CAIRO — Al-Qaida recluse Osama bin Laden today called for a worldwide boycott of American bookstores, saying the United States was responsible for the death of J.D. Salinger, New Hampshire recluse and author of “The Catcher in the Rye.”

Ask yourself — did you ever see them in the same room together?

“If you really want to hear about it,” bin Laden says in an audiotape released today, “you’ll want to hear all the David Copperfield crap about my lousy childhood and how I was abandoned by my father Muhammed Awad bin Laden because I was the only son of his tenth wife, but I don’t feel like going into it.”

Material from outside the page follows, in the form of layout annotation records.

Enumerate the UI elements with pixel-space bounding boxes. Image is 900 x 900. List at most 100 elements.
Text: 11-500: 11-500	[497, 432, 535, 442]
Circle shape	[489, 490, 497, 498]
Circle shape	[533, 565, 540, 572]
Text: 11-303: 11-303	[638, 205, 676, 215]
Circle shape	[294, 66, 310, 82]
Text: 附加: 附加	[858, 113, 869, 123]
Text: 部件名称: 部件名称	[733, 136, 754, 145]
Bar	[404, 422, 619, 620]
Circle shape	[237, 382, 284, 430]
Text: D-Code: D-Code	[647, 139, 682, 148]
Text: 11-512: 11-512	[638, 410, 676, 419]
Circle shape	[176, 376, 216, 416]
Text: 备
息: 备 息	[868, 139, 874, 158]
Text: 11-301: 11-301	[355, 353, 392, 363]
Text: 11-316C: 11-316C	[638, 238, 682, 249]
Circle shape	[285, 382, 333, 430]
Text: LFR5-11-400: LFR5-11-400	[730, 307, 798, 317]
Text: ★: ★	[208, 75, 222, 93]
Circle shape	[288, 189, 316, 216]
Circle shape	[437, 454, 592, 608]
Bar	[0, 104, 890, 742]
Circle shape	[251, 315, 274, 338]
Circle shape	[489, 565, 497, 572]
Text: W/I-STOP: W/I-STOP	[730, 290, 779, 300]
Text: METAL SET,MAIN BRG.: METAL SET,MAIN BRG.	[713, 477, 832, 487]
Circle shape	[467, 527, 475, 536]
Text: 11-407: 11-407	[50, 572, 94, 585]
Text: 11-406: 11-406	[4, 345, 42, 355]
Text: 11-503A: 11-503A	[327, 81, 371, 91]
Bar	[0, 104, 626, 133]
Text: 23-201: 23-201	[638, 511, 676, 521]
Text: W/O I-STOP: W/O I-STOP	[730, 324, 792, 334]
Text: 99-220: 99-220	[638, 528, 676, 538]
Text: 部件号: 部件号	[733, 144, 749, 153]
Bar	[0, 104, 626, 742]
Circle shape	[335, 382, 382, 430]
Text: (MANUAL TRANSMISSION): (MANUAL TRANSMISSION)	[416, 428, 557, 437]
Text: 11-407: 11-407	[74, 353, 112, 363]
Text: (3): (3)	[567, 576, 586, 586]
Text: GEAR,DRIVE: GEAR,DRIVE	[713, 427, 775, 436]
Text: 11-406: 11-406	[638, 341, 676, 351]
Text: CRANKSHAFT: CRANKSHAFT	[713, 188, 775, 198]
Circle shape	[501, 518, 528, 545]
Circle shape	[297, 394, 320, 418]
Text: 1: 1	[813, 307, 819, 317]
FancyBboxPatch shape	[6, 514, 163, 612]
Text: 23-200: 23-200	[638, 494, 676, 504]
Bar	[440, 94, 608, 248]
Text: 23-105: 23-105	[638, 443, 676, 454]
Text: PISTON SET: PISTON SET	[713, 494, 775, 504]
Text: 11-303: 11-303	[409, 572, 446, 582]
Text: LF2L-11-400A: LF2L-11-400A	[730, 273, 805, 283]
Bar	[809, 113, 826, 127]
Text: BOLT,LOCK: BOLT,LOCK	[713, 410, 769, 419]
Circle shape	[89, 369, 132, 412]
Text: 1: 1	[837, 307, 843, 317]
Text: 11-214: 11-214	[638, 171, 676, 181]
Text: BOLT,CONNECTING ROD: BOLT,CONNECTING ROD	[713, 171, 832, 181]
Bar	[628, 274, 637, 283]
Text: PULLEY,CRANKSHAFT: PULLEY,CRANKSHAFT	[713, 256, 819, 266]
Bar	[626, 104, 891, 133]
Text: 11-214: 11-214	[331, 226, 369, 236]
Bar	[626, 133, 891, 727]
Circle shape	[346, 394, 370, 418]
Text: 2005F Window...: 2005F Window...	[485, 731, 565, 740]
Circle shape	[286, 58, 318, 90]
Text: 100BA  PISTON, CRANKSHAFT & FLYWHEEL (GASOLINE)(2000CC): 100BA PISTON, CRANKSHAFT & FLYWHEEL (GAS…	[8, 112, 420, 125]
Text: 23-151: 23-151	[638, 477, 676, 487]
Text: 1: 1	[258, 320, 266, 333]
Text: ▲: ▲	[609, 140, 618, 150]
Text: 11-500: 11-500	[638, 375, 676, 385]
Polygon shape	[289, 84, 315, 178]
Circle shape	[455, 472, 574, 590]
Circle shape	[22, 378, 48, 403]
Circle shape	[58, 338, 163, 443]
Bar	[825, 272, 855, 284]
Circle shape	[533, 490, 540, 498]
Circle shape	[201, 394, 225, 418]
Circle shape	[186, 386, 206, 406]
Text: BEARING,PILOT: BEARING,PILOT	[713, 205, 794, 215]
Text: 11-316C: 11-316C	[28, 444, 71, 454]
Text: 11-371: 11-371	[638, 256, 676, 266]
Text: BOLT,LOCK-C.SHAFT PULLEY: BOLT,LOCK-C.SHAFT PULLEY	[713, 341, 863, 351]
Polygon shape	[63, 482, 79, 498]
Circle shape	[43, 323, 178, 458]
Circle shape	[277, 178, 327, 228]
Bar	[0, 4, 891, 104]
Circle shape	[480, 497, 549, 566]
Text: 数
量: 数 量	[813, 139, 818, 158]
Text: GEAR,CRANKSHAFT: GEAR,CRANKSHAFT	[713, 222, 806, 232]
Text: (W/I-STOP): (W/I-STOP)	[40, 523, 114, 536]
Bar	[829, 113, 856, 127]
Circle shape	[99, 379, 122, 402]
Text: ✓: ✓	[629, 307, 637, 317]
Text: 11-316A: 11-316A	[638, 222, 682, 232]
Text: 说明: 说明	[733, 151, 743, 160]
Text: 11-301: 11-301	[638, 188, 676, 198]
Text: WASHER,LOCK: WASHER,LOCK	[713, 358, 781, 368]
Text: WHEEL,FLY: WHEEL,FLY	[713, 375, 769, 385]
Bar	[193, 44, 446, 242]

Bin Laden sought seclusion in the mountains of Afghanistan following the disastrous attacks on Sept. 11, 2001.  Salinger sought seclusion in the mountains of New Hampshire following the disastrous reviews of the film version of his story “Uncle Wiggily in Connecticut.”  The two men were never seen together, and mysteriously canceled a scheduled appearance on “The Hollywood Squares” when they learned that Wally Cox would not be a member of the show’s nine-celebrity “tic-tac-toe” box.

Wally Cox and Joyce Maynard:  No connection, but the lack of any parallels is rather eerie.

Both Salinger and bin Laden became increasingly eccentric in their later years, with Salinger drinking his own urine according to his lover Joyce Maynard, a woman half Salinger’s age who, like him, scored an early literary success.  Her world-weary adolescent memoir “An Eighteen Year Old Looks Back on Life” caught the attention of Salinger, who sent her a letter complimenting her style “because you obviously copied it from mine.”